The full deployment is done in its own Kubernetes cluster. This consists of two programs:
This is a Kubernetes service deployed using a Ballerina service, where it takes in the incoming requests, and stores the request data in a job queue, using the Amazon Queue service. Also, in this step, it uploads the binary data to an binary data store (image store), using the Azure Blob service. The queuing mechanism makes sure the incoming requests are not blocked for processing, but rather, the jobs are queued for asynchronous processing by independent workers. These workers, we can scale up/down or auto-scale as we want.
This is another container running in Kubernetes, but does not intercept incoming network requests. So this is simply a worker process which polls the job queue, in order to check for scheduled jobs. If there are any live jobs, it will query the data, and also load the corresponding binary data from the image store, and afterwards, the Azure CV service will be contacted to do the required processing.
After the Azure CV OCR process returns the response, the worker will send the result to the email associated with the job entry. After these actions, the job entry will be discarded.
OCR Service — Front-end
Listing 01 shows the Ballerina service source, which takes in a binary payload as a POST request body, and also an email address value as a path context value. Here, the Azure blob service is contacted, in order to store the binary data that is sent to the service, with an UUID that is generated to uniquely identify the job. The same UUID is used in storing the job description entry using the Azure queue service. This contains the user’s email address, where the job result should be sent to. The final result of the service call is simply returning back the job id to the user as a JSON response.

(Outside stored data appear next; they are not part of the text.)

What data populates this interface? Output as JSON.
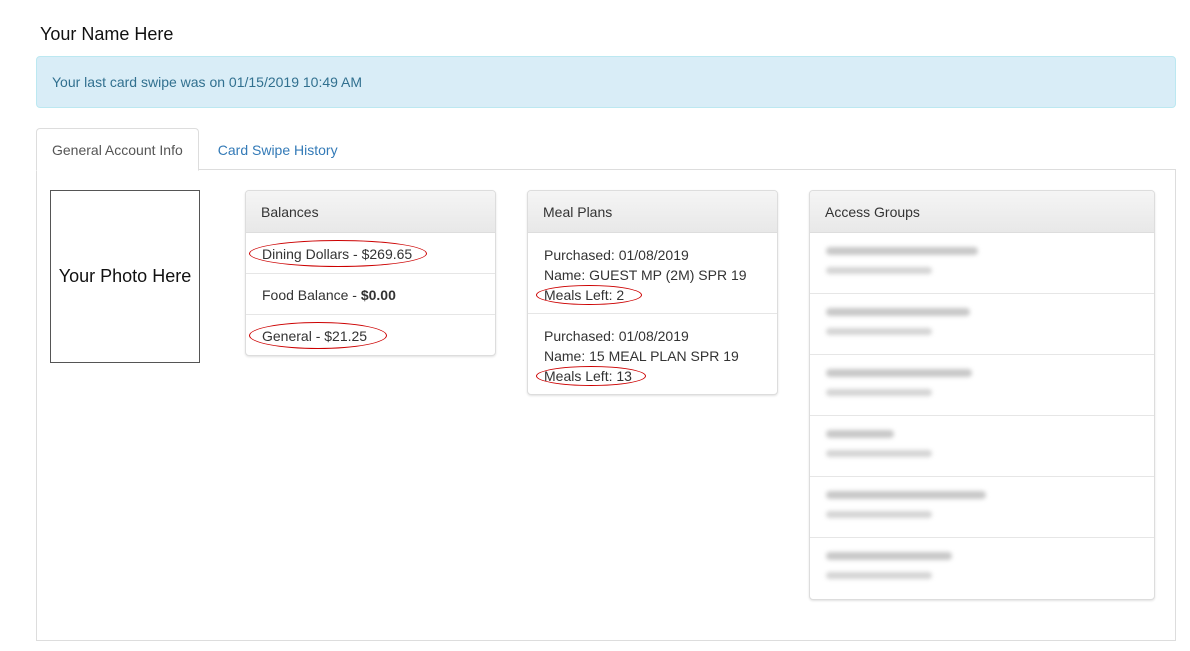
{
  "user": {
    "name": "Your Name Here"
  },
  "alert": {
    "message": "Your last card swipe was on 01/15/2019 10:49 AM"
  },
  "tabs": [
    {
      "label": "General Account Info",
      "active": true
    },
    {
      "label": "Card Swipe History",
      "active": false
    }
  ],
  "photo": {
    "placeholder": "Your Photo Here"
  },
  "balances": {
    "title": "Balances",
    "items": [
      {
        "label": "Dining Dollars - ",
        "amount": "$269.65",
        "highlighted": true
      },
      {
        "label": "Food Balance - ",
        "amount": "$0.00",
        "highlighted": false
      },
      {
        "label": "General - ",
        "amount": "$21.25",
        "highlighted": true
      }
    ]
  },
  "meal_plans": {
    "title": "Meal Plans",
    "items": [
      {
        "purchased": "Purchased: 01/08/2019",
        "name": "Name: GUEST MP (2M) SPR 19",
        "meals_left": "Meals Left: 2"
      },
      {
        "purchased": "Purchased: 01/08/2019",
        "name": "Name: 15 MEAL PLAN SPR 19",
        "meals_left": "Meals Left: 13"
      }
    ]
  },
  "access_groups": {
    "title": "Access Groups",
    "items": [
      {
        "redacted": true
      },
      {
        "redacted": true
      },
      {
        "redacted": true
      },
      {
        "redacted": true
      },
      {
        "redacted": true
      },
      {
        "redacted": true
      }
    ]
  },
  "colors": {
    "alert_bg": "#d9edf7",
    "alert_text": "#31708f",
    "link": "#337ab7",
    "annotation": "#cc0000"
  }
}
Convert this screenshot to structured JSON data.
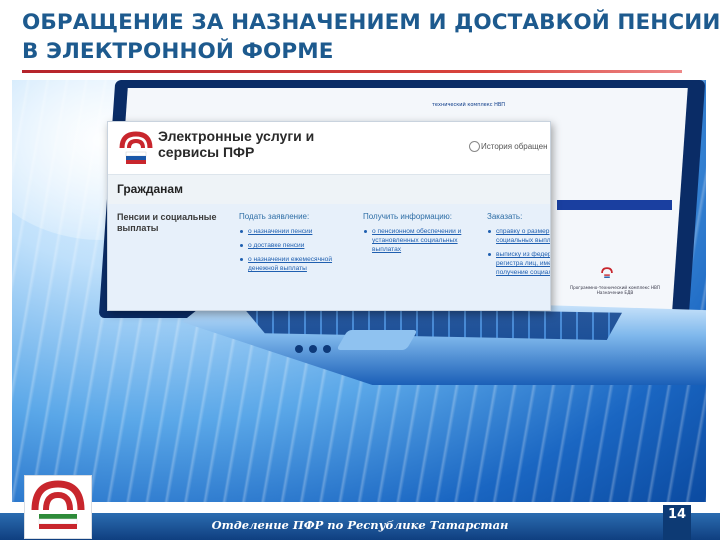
{
  "slide": {
    "title": "ОБРАЩЕНИЕ ЗА НАЗНАЧЕНИЕМ И ДОСТАВКОЙ ПЕНСИИ В ЭЛЕКТРОННОЙ ФОРМЕ",
    "footer": "Отделение ПФР по Республике Татарстан",
    "page_number": "14",
    "accent_color": "#1d5a8e",
    "rule_color": "#b5242b"
  },
  "web_window": {
    "brand": "Электронные услуги и сервисы ПФР",
    "history_link": "История обращен",
    "section": "Гражданам",
    "category": "Пенсии и социальные выплаты",
    "columns": [
      {
        "heading": "Подать заявление:",
        "items": [
          "о назначении пенсии",
          "о доставке пенсии",
          "о назначении ежемесячной денежной выплаты"
        ]
      },
      {
        "heading": "Получить информацию:",
        "items": [
          "о пенсионном обеспечении и установленных социальных выплатах"
        ]
      },
      {
        "heading": "Заказать:",
        "items": [
          "справку о размер социальных выпл",
          "выписку из федер регистра лиц, име получение социал"
        ]
      }
    ]
  },
  "laptop_screen": {
    "top_text": "технический комплекс НВП",
    "caption": "Программно-технический комплекс НВП Назначение ЕДВ"
  },
  "icons": [
    "pfr-logo",
    "history-icon",
    "bullet-icon"
  ]
}
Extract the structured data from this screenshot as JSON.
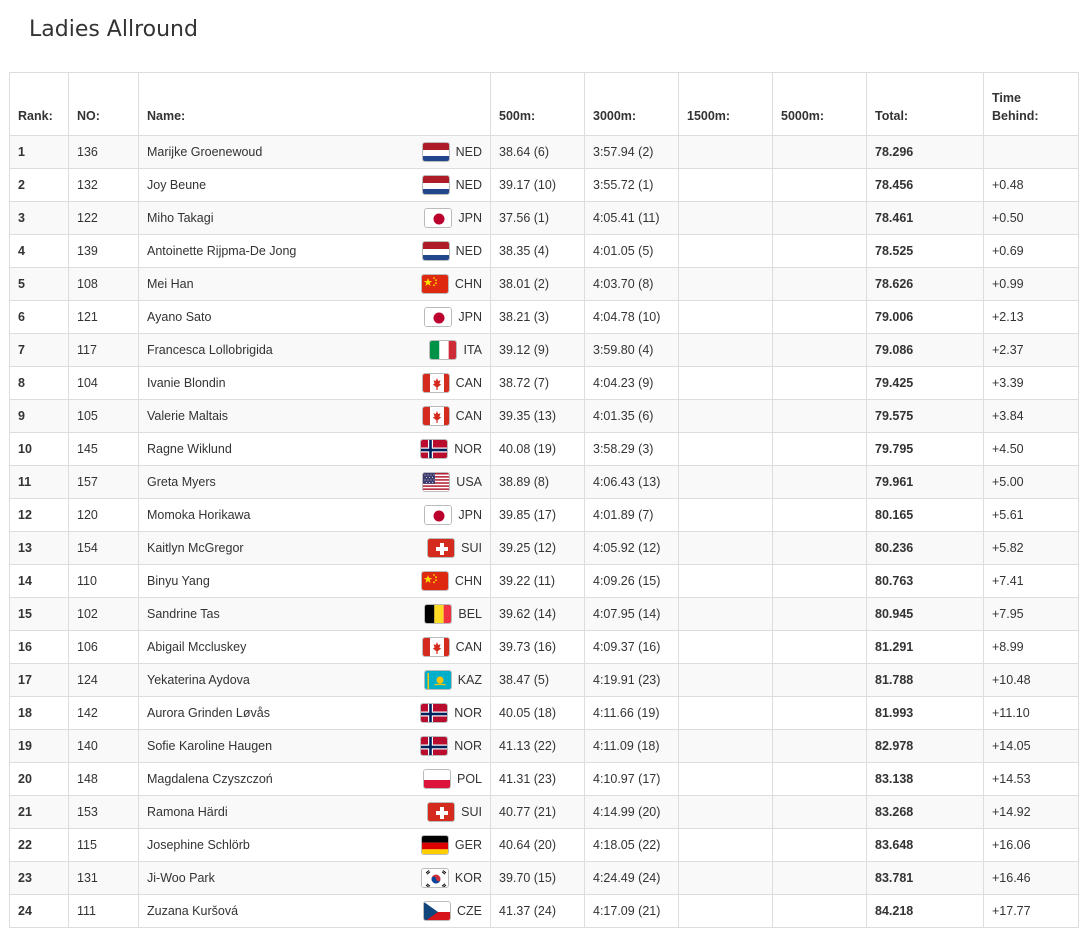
{
  "page": {
    "title": "Ladies Allround"
  },
  "table": {
    "headers": {
      "rank": "Rank:",
      "no": "NO:",
      "name": "Name:",
      "d500": "500m:",
      "d3000": "3000m:",
      "d1500": "1500m:",
      "d5000": "5000m:",
      "total": "Total:",
      "behind_line1": "Time",
      "behind_line2": "Behind:"
    },
    "rows": [
      {
        "rank": "1",
        "no": "136",
        "name": "Marijke Groenewoud",
        "country": "NED",
        "d500": "38.64 (6)",
        "d3000": "3:57.94 (2)",
        "d1500": "",
        "d5000": "",
        "total": "78.296",
        "behind": ""
      },
      {
        "rank": "2",
        "no": "132",
        "name": "Joy Beune",
        "country": "NED",
        "d500": "39.17 (10)",
        "d3000": "3:55.72 (1)",
        "d1500": "",
        "d5000": "",
        "total": "78.456",
        "behind": "+0.48"
      },
      {
        "rank": "3",
        "no": "122",
        "name": "Miho Takagi",
        "country": "JPN",
        "d500": "37.56 (1)",
        "d3000": "4:05.41 (11)",
        "d1500": "",
        "d5000": "",
        "total": "78.461",
        "behind": "+0.50"
      },
      {
        "rank": "4",
        "no": "139",
        "name": "Antoinette Rijpma-De Jong",
        "country": "NED",
        "d500": "38.35 (4)",
        "d3000": "4:01.05 (5)",
        "d1500": "",
        "d5000": "",
        "total": "78.525",
        "behind": "+0.69"
      },
      {
        "rank": "5",
        "no": "108",
        "name": "Mei Han",
        "country": "CHN",
        "d500": "38.01 (2)",
        "d3000": "4:03.70 (8)",
        "d1500": "",
        "d5000": "",
        "total": "78.626",
        "behind": "+0.99"
      },
      {
        "rank": "6",
        "no": "121",
        "name": "Ayano Sato",
        "country": "JPN",
        "d500": "38.21 (3)",
        "d3000": "4:04.78 (10)",
        "d1500": "",
        "d5000": "",
        "total": "79.006",
        "behind": "+2.13"
      },
      {
        "rank": "7",
        "no": "117",
        "name": "Francesca Lollobrigida",
        "country": "ITA",
        "d500": "39.12 (9)",
        "d3000": "3:59.80 (4)",
        "d1500": "",
        "d5000": "",
        "total": "79.086",
        "behind": "+2.37"
      },
      {
        "rank": "8",
        "no": "104",
        "name": "Ivanie Blondin",
        "country": "CAN",
        "d500": "38.72 (7)",
        "d3000": "4:04.23 (9)",
        "d1500": "",
        "d5000": "",
        "total": "79.425",
        "behind": "+3.39"
      },
      {
        "rank": "9",
        "no": "105",
        "name": "Valerie Maltais",
        "country": "CAN",
        "d500": "39.35 (13)",
        "d3000": "4:01.35 (6)",
        "d1500": "",
        "d5000": "",
        "total": "79.575",
        "behind": "+3.84"
      },
      {
        "rank": "10",
        "no": "145",
        "name": "Ragne Wiklund",
        "country": "NOR",
        "d500": "40.08 (19)",
        "d3000": "3:58.29 (3)",
        "d1500": "",
        "d5000": "",
        "total": "79.795",
        "behind": "+4.50"
      },
      {
        "rank": "11",
        "no": "157",
        "name": "Greta Myers",
        "country": "USA",
        "d500": "38.89 (8)",
        "d3000": "4:06.43 (13)",
        "d1500": "",
        "d5000": "",
        "total": "79.961",
        "behind": "+5.00"
      },
      {
        "rank": "12",
        "no": "120",
        "name": "Momoka Horikawa",
        "country": "JPN",
        "d500": "39.85 (17)",
        "d3000": "4:01.89 (7)",
        "d1500": "",
        "d5000": "",
        "total": "80.165",
        "behind": "+5.61"
      },
      {
        "rank": "13",
        "no": "154",
        "name": "Kaitlyn McGregor",
        "country": "SUI",
        "d500": "39.25 (12)",
        "d3000": "4:05.92 (12)",
        "d1500": "",
        "d5000": "",
        "total": "80.236",
        "behind": "+5.82"
      },
      {
        "rank": "14",
        "no": "110",
        "name": "Binyu Yang",
        "country": "CHN",
        "d500": "39.22 (11)",
        "d3000": "4:09.26 (15)",
        "d1500": "",
        "d5000": "",
        "total": "80.763",
        "behind": "+7.41"
      },
      {
        "rank": "15",
        "no": "102",
        "name": "Sandrine Tas",
        "country": "BEL",
        "d500": "39.62 (14)",
        "d3000": "4:07.95 (14)",
        "d1500": "",
        "d5000": "",
        "total": "80.945",
        "behind": "+7.95"
      },
      {
        "rank": "16",
        "no": "106",
        "name": "Abigail Mccluskey",
        "country": "CAN",
        "d500": "39.73 (16)",
        "d3000": "4:09.37 (16)",
        "d1500": "",
        "d5000": "",
        "total": "81.291",
        "behind": "+8.99"
      },
      {
        "rank": "17",
        "no": "124",
        "name": "Yekaterina Aydova",
        "country": "KAZ",
        "d500": "38.47 (5)",
        "d3000": "4:19.91 (23)",
        "d1500": "",
        "d5000": "",
        "total": "81.788",
        "behind": "+10.48"
      },
      {
        "rank": "18",
        "no": "142",
        "name": "Aurora Grinden Løvås",
        "country": "NOR",
        "d500": "40.05 (18)",
        "d3000": "4:11.66 (19)",
        "d1500": "",
        "d5000": "",
        "total": "81.993",
        "behind": "+11.10"
      },
      {
        "rank": "19",
        "no": "140",
        "name": "Sofie Karoline Haugen",
        "country": "NOR",
        "d500": "41.13 (22)",
        "d3000": "4:11.09 (18)",
        "d1500": "",
        "d5000": "",
        "total": "82.978",
        "behind": "+14.05"
      },
      {
        "rank": "20",
        "no": "148",
        "name": "Magdalena Czyszczoń",
        "country": "POL",
        "d500": "41.31 (23)",
        "d3000": "4:10.97 (17)",
        "d1500": "",
        "d5000": "",
        "total": "83.138",
        "behind": "+14.53"
      },
      {
        "rank": "21",
        "no": "153",
        "name": "Ramona Härdi",
        "country": "SUI",
        "d500": "40.77 (21)",
        "d3000": "4:14.99 (20)",
        "d1500": "",
        "d5000": "",
        "total": "83.268",
        "behind": "+14.92"
      },
      {
        "rank": "22",
        "no": "115",
        "name": "Josephine Schlörb",
        "country": "GER",
        "d500": "40.64 (20)",
        "d3000": "4:18.05 (22)",
        "d1500": "",
        "d5000": "",
        "total": "83.648",
        "behind": "+16.06"
      },
      {
        "rank": "23",
        "no": "131",
        "name": "Ji-Woo Park",
        "country": "KOR",
        "d500": "39.70 (15)",
        "d3000": "4:24.49 (24)",
        "d1500": "",
        "d5000": "",
        "total": "83.781",
        "behind": "+16.46"
      },
      {
        "rank": "24",
        "no": "111",
        "name": "Zuzana Kuršová",
        "country": "CZE",
        "d500": "41.37 (24)",
        "d3000": "4:17.09 (21)",
        "d1500": "",
        "d5000": "",
        "total": "84.218",
        "behind": "+17.77"
      }
    ]
  }
}
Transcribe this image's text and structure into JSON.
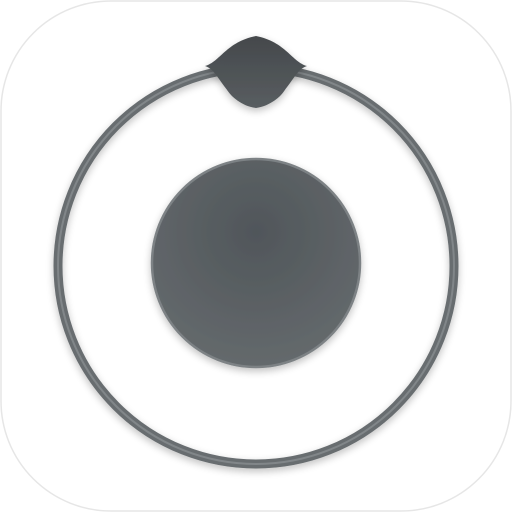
{
  "app_icon": {
    "icon_name": "orbit-app-icon",
    "elements": {
      "ring": "ring-icon",
      "orbiting_knob": "knob-icon",
      "center_disc": "center-disc-icon"
    },
    "colors": {
      "tile_background": "#ffffff",
      "tile_border": "#e6e6e6",
      "ring_stroke": "#686d70",
      "ring_highlight": "#8c9194",
      "knob_fill": "#4e5356",
      "disc_fill_top": "#50565a",
      "disc_fill_bottom": "#666b6e",
      "disc_rim": "#7d8285"
    }
  }
}
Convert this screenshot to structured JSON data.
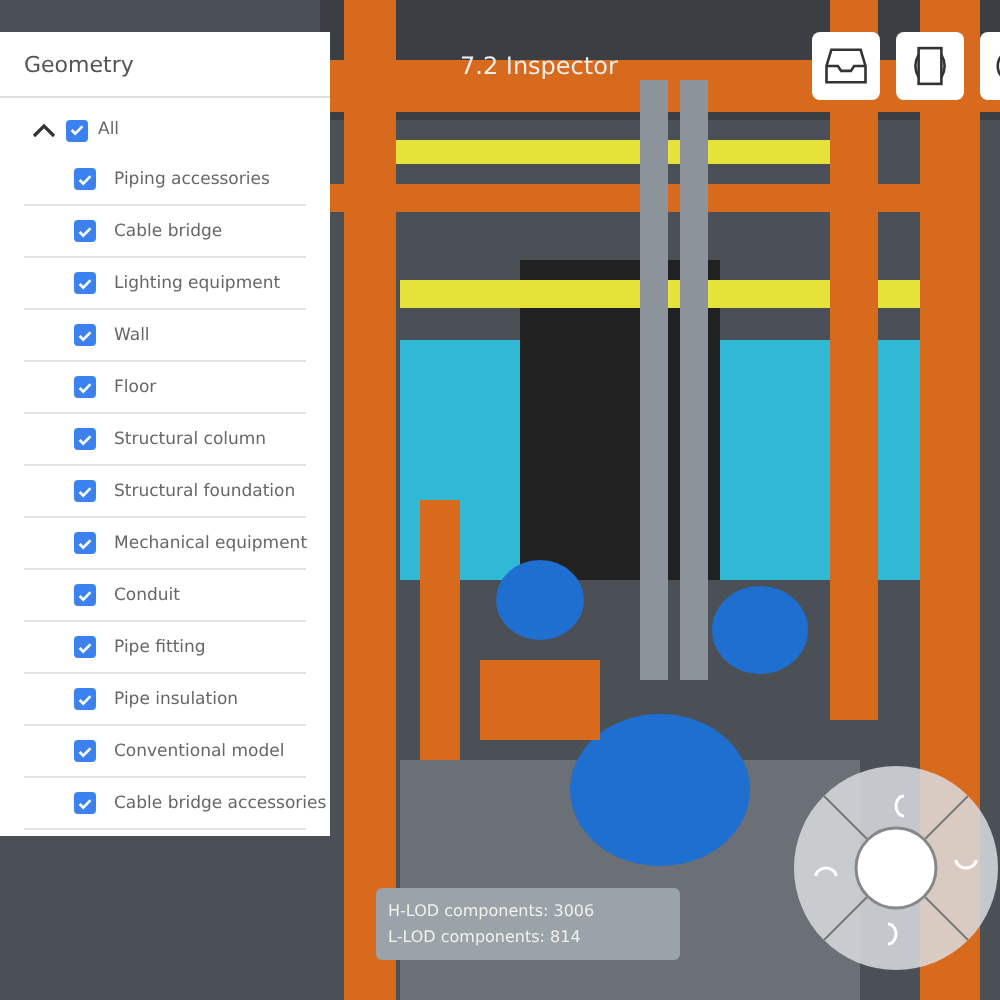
{
  "viewer": {
    "title": "7.2 Inspector",
    "toolbar": [
      {
        "kind": "tray"
      },
      {
        "kind": "frame"
      },
      {
        "kind": "rotate"
      }
    ]
  },
  "geometry_panel": {
    "title": "Geometry",
    "all": {
      "label": "All",
      "expanded": true,
      "checked": true
    },
    "items": [
      {
        "label": "Piping accessories",
        "checked": true
      },
      {
        "label": "Cable bridge",
        "checked": true
      },
      {
        "label": "Lighting equipment",
        "checked": true
      },
      {
        "label": "Wall",
        "checked": true
      },
      {
        "label": "Floor",
        "checked": true
      },
      {
        "label": "Structural column",
        "checked": true
      },
      {
        "label": "Structural foundation",
        "checked": true
      },
      {
        "label": "Mechanical equipment",
        "checked": true
      },
      {
        "label": "Conduit",
        "checked": true
      },
      {
        "label": "Pipe fitting",
        "checked": true
      },
      {
        "label": "Pipe insulation",
        "checked": true
      },
      {
        "label": "Conventional model",
        "checked": true
      },
      {
        "label": "Cable bridge accessories",
        "checked": true
      }
    ]
  },
  "stats": [
    "H-LOD components: 3006",
    "L-LOD components: 814"
  ]
}
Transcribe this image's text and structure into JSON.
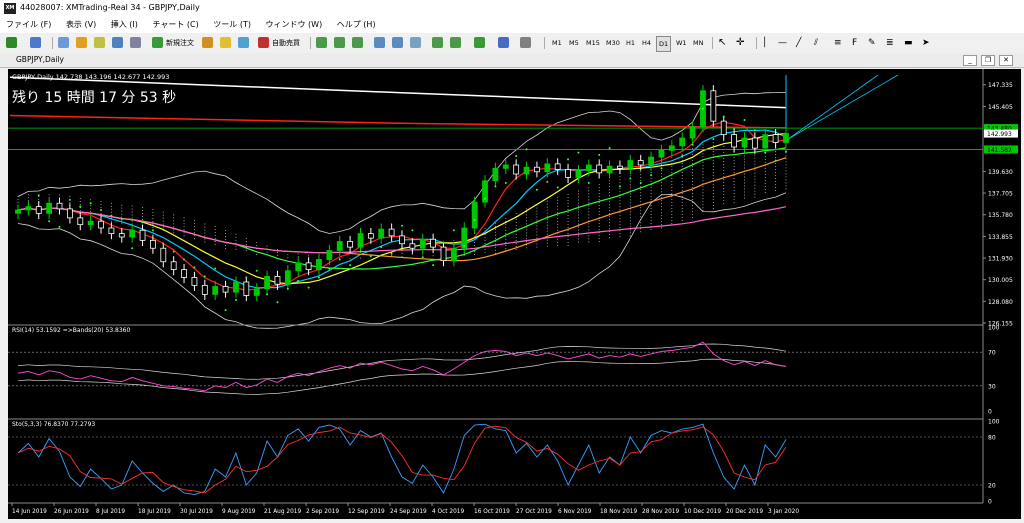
{
  "window": {
    "title": "44028007: XMTrading-Real 34 - GBPJPY,Daily",
    "app_icon": "XM"
  },
  "menu": [
    "ファイル (F)",
    "表示 (V)",
    "挿入 (I)",
    "チャート (C)",
    "ツール (T)",
    "ウィンドウ (W)",
    "ヘルプ (H)"
  ],
  "toolbar": {
    "new_order": "新規注文",
    "auto_trade": "自動売買",
    "timeframes": [
      "M1",
      "M5",
      "M15",
      "M30",
      "H1",
      "H4",
      "D1",
      "W1",
      "MN"
    ],
    "active_timeframe": "D1"
  },
  "chart_window": {
    "title": "GBPJPY,Daily"
  },
  "chart_data": {
    "type": "line",
    "symbol_header": "GBPJPY,Daily  142.738 143.196 142.677 142.993",
    "countdown": "残り 15 時間 17 分 53 秒",
    "price_axis": [
      "147.335",
      "145.405",
      "143.480",
      "142.993",
      "141.582",
      "139.630",
      "137.705",
      "135.780",
      "133.855",
      "131.930",
      "130.005",
      "128.080",
      "126.155"
    ],
    "price_tags": [
      {
        "label": "143.480",
        "value": 143.48,
        "color": "#00c800"
      },
      {
        "label": "142.993",
        "value": 142.993,
        "color": "#ffffff"
      },
      {
        "label": "141.582",
        "value": 141.582,
        "color": "#00c800"
      }
    ],
    "ylim": [
      126.155,
      148.2
    ],
    "close_series": [
      136.2,
      136.5,
      135.9,
      136.8,
      136.3,
      135.5,
      134.9,
      135.2,
      134.6,
      134.1,
      133.8,
      134.4,
      133.5,
      132.8,
      131.6,
      130.9,
      130.2,
      129.5,
      128.7,
      129.4,
      128.9,
      129.8,
      128.6,
      129.2,
      130.3,
      129.6,
      130.8,
      131.5,
      130.9,
      131.8,
      132.6,
      133.4,
      132.9,
      134.1,
      133.7,
      134.5,
      133.9,
      133.2,
      132.8,
      133.6,
      132.9,
      131.7,
      132.8,
      134.6,
      136.9,
      138.8,
      139.9,
      140.2,
      139.4,
      140.0,
      139.6,
      140.3,
      139.8,
      139.1,
      139.7,
      140.2,
      139.5,
      140.1,
      139.9,
      140.6,
      140.2,
      140.9,
      141.5,
      141.9,
      142.6,
      143.6,
      146.8,
      144.1,
      142.9,
      141.8,
      142.6,
      141.7,
      142.9,
      142.2,
      142.993
    ],
    "rsi": {
      "header": "RSI(14) 53.1592  =>Bands(20) 53.8360",
      "levels": [
        100,
        70,
        30,
        0
      ],
      "values": [
        45,
        47,
        43,
        48,
        46,
        40,
        38,
        42,
        39,
        36,
        35,
        40,
        36,
        33,
        30,
        29,
        27,
        26,
        24,
        30,
        28,
        34,
        28,
        31,
        38,
        34,
        41,
        45,
        42,
        47,
        51,
        54,
        51,
        57,
        55,
        58,
        54,
        50,
        48,
        53,
        49,
        43,
        50,
        58,
        66,
        71,
        72,
        71,
        66,
        69,
        66,
        69,
        66,
        62,
        65,
        68,
        63,
        66,
        64,
        68,
        65,
        68,
        71,
        72,
        74,
        76,
        82,
        68,
        60,
        55,
        59,
        54,
        60,
        55,
        53
      ]
    },
    "stoch": {
      "header": "Sto(5,3,3) 76.8370 77.2793",
      "levels": [
        100,
        80,
        20,
        0
      ],
      "main": [
        60,
        72,
        55,
        78,
        62,
        30,
        18,
        40,
        28,
        15,
        20,
        50,
        35,
        22,
        12,
        20,
        10,
        8,
        12,
        40,
        30,
        60,
        20,
        35,
        75,
        55,
        82,
        90,
        75,
        92,
        95,
        90,
        70,
        88,
        80,
        85,
        55,
        30,
        22,
        45,
        30,
        10,
        40,
        82,
        95,
        96,
        90,
        88,
        60,
        72,
        55,
        70,
        50,
        20,
        45,
        70,
        35,
        55,
        45,
        80,
        60,
        82,
        88,
        85,
        90,
        92,
        96,
        60,
        30,
        15,
        45,
        20,
        70,
        55,
        77
      ]
    },
    "dates": [
      "14 Jun 2019",
      "26 Jun 2019",
      "8 Jul 2019",
      "18 Jul 2019",
      "30 Jul 2019",
      "9 Aug 2019",
      "21 Aug 2019",
      "2 Sep 2019",
      "12 Sep 2019",
      "24 Sep 2019",
      "4 Oct 2019",
      "16 Oct 2019",
      "27 Oct 2019",
      "6 Nov 2019",
      "18 Nov 2019",
      "28 Nov 2019",
      "10 Dec 2019",
      "20 Dec 2019",
      "3 Jan 2020"
    ]
  },
  "colors": {
    "bg": "#000000",
    "bull": "#00c800",
    "bear": "#ffffff",
    "rsi": "#ff4ccf",
    "stoch_main": "#3aa0ff",
    "stoch_signal": "#ff3030"
  }
}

The deployment related Kubernetes annotations are used in order to provide the configuration values for the Kubernetes deployment. This includes the Docker Hub username/password as environment variables, and also the config map values, populated from the “ballerina.conf” file in the project directory, which has the values required to initialize the cloud connectors.
OCR Worker — Back-end
Listing 02 contains the Ballerina worker process that is used to process the jobs that are submitted by users. This is a simple main program, which polls that job queue for new entries. If there are any entries available in the job queue, in combines the information from the queue entry, and the data from the blob storage, in order to get the entry job id, the binary data, and the user email address.
After the job data is retrieved, it contacts the Azure Computer Vision (CV) service in order to do OCR on the image data. The resultant text is extracted, and using the Ballerina GMail connector, the result is sent out the user. The user will see the job id in the mail subject, and the extracted text in the email body.
- Azure Account
- Azure AKS Service
- Azure Storage Services — create storage account “storage1777”
- “storage1777” account —create Blob container “ocrctn”
- “storage1777” account — create Queue “ocrqueue”
- Azure Cognitive Services — create “Computer Vision” service in “East US” region
- Generate GMail API keys — instructions found here
The full source code for the project can be found here.
There are two Ballerina projects available, “frontend” and “backend”. Before building each of the projects, we need to update “ballerina.conf” files in each directory.
The values you need to update in each file is as follows:-
- STORAGE_ACCESS_KEY — navigate to the account “storage1777” in Azure dashboard page, where you can find the “Access keys” section. Here, copy either key value in “key1” or “key2”.
- CV_KEY — navigate to the computer vision service created, where you can find the “Keys” section. Here, copy either key value in “KEY 1” or “KEY 2”.
- GMAIL_CLIENTID, GMAIL_CLIENTSECRET, GMAIL_REFRESHTOKEN, GMAIL_ACCESSTOKEN — Fill in with the generated GMail API key values
After the prerequisites are fulfilled, the Ballerina projects can be built individually.
Listing 03 and Listing 04 shows how the two Ballerina projects can be built, and deployed to AKS using the kubectl command.
Listing 05 shows a sample curl command used to submit a job to the system, where binary image data is sent to our front-end service (sample image). This request gets a response from the front-end service with the unique identifier created.
Now you will be sent an email to the address given in the above request.
Figure 02 shows the email retrieved with the result processed by the worker.